No, I can’t name a particular study. Or a researcher”.

17/22
We commission political research by people who may not have deep knowledge of <that> sector, but are good applied political researchers. They ask some awkward questions about areas/processes/relationships that are critical, but stuck.
18/22
KR2: Anger: There may be annoyance that the political research exposes some over-simplistic technical approaches that are directly contradicted by real political incentives, & have been unsuccessful – as well as expensive to try and implement.
19/22
KR3: Bargaining: But political problems have broken cover- the rsrch creates debate. Experts may say 'we knew about this, but couldn't mention it'

There is acceptance that <some> pol constraints are real, though rejection of others that make things look too broken.
20/22
KR4: Depression: new insights about how politically stuck the sector really is, make previous plans look a bit simplistic.

KR5: Acceptance: the political research is mentioned in the next sector plan.

<custom emoji: smug pol-sci genie w/ head sticking out of bottle>

21/22
A year on:

Sector experts: “please can you buy us some more of that politics stuff?”.

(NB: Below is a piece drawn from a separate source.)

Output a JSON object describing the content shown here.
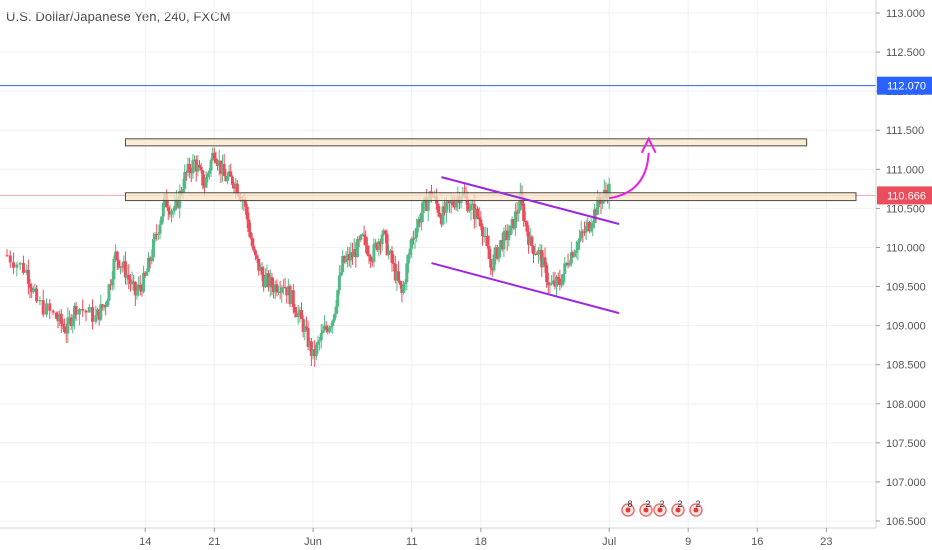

Political research has broken through. Further research builds on this. Political researchers (& those commissioning it), get invited to more meetings (and even parties).

22/22
And no-one parties like a serious political researcher.

Luckily*.

23/22

*only joking.
ps briefcase was freebie at arsenic mitigation conference.

Scissors added as ppl tend to think political research is to dissect, for post mortem.

Yet it shld be preventative, & positive: understand obstacles, identify politically feasible reform, make things work, & better.
pps I drafted this Thread in February then shelved it.

But I think that political research in #globaldev is always important - particularly in a crisis.

If your <big sector> in <your context> does not have applied political research - time to get some?